Co3O4 crystal plane regulation to efficiently activate peroxymonosulfate in water: The role of oxygen vacancies

Abstract

Crystal plane effect has attracted remarkable attention in the process of peroxymonosulfate (PMS) activation in water. In this work, nanocube-Co3O4 (Co3O4-NC), nanoplate-Co3O4 (Co3O4-NP) and nanorod-like Co3O4 (Co3O4-NR) with (100), (111) and (110) plane predominant exposure is prepared by a facile hydrothermal method. Co3O4-NR with (110) plane exposed possesses more lattice defects (oxygen vacancies, Ov) and low oxidation state Co (Co2+), consequently, it exhibits a superior activity for PMS activation to efficiently remove bisphenol A (BPA) in water. Furthermore, it could be used in a widely water pH values ranging from 5.0 to 9.0 with an excellent PMS activited effects. During Co3O4-NR/PMS oxidation process, it is found that singlet oxygen (1O2) plays a dominant role in BPA degradation.

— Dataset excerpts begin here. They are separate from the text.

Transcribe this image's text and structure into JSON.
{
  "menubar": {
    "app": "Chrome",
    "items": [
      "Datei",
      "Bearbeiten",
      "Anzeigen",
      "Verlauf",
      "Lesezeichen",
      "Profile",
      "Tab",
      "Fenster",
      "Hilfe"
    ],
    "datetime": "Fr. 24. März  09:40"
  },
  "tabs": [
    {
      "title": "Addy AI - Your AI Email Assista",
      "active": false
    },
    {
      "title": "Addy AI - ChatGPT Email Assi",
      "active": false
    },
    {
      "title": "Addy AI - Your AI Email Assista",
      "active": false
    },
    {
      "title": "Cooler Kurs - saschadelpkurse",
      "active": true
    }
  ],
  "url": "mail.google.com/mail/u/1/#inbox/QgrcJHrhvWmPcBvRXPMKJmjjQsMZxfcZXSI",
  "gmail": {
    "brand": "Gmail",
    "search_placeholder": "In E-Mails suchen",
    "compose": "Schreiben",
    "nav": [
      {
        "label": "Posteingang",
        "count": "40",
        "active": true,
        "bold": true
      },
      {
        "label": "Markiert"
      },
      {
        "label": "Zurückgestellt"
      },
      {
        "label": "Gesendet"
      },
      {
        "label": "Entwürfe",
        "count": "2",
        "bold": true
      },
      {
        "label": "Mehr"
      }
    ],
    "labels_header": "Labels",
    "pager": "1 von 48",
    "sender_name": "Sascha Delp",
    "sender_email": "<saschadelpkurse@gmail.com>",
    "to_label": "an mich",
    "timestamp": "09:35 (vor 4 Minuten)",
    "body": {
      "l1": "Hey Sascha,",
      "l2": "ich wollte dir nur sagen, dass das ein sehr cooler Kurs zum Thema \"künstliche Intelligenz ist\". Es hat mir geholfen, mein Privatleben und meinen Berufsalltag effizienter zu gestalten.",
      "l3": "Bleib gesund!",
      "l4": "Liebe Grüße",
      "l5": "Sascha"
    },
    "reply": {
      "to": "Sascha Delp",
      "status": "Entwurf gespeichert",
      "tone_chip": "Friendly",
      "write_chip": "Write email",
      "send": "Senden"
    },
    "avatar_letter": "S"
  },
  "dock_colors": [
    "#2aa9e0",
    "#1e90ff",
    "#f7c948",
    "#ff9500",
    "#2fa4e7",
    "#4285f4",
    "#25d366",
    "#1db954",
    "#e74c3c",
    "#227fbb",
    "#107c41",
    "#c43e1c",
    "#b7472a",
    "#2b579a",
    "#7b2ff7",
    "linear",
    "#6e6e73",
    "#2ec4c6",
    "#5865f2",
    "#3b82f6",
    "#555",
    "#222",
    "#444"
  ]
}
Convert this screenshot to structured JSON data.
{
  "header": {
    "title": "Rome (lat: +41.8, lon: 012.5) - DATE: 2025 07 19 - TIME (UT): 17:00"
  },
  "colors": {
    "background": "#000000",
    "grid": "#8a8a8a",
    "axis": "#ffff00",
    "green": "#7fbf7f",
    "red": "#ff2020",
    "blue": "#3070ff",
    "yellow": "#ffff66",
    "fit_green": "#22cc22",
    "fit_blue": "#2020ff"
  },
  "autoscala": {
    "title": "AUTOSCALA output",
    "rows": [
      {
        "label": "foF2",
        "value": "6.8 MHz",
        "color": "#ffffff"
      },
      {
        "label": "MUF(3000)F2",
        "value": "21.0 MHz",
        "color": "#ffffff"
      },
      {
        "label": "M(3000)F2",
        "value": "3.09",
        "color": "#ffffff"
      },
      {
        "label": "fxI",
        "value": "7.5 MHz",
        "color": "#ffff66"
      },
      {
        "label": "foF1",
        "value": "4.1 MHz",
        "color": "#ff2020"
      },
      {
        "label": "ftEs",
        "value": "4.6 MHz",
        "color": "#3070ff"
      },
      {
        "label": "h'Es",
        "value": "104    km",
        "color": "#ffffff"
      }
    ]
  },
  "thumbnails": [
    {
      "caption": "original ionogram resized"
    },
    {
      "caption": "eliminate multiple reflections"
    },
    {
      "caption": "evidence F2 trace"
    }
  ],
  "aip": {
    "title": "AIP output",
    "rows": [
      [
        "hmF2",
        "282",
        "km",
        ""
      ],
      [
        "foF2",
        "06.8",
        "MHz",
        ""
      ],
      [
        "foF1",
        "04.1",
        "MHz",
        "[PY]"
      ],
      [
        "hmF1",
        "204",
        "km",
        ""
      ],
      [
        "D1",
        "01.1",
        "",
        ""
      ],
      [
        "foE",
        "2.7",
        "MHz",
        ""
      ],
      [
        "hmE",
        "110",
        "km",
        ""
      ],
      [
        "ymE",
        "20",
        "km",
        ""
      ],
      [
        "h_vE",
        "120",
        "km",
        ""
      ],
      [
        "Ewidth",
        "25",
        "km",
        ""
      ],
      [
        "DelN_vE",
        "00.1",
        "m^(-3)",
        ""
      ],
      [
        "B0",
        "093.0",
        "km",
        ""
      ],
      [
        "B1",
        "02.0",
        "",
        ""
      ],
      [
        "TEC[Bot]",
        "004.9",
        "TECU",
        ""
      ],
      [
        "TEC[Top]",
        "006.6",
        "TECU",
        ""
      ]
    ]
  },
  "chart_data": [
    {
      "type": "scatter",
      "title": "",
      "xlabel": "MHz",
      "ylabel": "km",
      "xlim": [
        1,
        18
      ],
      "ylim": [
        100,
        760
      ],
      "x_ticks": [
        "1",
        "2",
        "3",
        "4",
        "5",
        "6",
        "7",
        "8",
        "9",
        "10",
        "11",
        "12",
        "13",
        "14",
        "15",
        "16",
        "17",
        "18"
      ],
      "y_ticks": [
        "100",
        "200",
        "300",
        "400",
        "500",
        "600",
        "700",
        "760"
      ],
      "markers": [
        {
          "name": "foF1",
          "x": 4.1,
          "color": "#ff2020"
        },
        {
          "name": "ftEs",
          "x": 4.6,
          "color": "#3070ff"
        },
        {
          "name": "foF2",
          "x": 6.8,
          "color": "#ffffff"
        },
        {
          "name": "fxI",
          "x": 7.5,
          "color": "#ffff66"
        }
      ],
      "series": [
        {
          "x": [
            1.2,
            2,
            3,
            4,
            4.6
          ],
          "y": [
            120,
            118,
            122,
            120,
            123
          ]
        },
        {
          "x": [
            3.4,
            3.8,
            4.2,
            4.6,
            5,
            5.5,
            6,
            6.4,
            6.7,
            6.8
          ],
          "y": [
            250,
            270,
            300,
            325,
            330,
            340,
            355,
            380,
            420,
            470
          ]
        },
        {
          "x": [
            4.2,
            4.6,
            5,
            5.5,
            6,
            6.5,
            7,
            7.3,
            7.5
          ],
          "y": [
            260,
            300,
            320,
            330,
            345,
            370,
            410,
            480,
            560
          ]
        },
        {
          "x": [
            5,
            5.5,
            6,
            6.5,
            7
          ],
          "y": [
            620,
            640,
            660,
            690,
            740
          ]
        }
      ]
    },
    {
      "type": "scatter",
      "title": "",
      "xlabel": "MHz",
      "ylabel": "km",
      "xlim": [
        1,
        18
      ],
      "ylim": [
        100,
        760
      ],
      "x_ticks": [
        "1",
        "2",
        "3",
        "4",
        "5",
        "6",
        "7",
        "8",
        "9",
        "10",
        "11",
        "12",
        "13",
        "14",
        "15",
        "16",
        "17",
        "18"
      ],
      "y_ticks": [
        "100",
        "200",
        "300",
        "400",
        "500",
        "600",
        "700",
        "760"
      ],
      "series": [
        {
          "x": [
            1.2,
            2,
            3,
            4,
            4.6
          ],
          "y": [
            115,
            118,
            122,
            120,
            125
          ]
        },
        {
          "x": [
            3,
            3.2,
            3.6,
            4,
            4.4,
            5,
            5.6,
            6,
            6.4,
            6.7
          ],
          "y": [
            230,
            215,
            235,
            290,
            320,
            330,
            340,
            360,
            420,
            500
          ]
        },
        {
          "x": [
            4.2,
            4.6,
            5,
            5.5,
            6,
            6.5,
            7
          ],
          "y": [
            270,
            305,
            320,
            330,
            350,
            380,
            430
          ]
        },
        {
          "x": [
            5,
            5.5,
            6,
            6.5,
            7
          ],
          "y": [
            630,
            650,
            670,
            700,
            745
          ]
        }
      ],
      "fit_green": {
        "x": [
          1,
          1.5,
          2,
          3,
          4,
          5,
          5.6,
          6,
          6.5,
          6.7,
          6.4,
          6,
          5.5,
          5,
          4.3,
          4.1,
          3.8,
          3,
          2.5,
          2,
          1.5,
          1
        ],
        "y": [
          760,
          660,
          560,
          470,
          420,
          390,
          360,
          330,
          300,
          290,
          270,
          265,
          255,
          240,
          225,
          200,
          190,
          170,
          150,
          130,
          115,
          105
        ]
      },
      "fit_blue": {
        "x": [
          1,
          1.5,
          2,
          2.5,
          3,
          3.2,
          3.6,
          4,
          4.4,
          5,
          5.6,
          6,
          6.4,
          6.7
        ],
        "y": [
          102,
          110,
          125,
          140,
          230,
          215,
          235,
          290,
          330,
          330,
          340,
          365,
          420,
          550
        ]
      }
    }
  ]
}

However, Co3O4-NR treated by H2O2 shows a poor PMS activation performance, confirming Ov acting as the active site during such oxidation process. The important effect of dissolved oxygen is tested by Ar introduction into the reaction system and the Ov-O* metastable intermediate is proposed. In situ Raman proves the interaction between dissolved oxygen and Ov and then the intermediate activates PMS to degrade BPA. This work not only explores the effect of different crystal plane exposures on PMS activation in Co3O4/PMS system, but investigates the evolution of Ov during the PMS activation.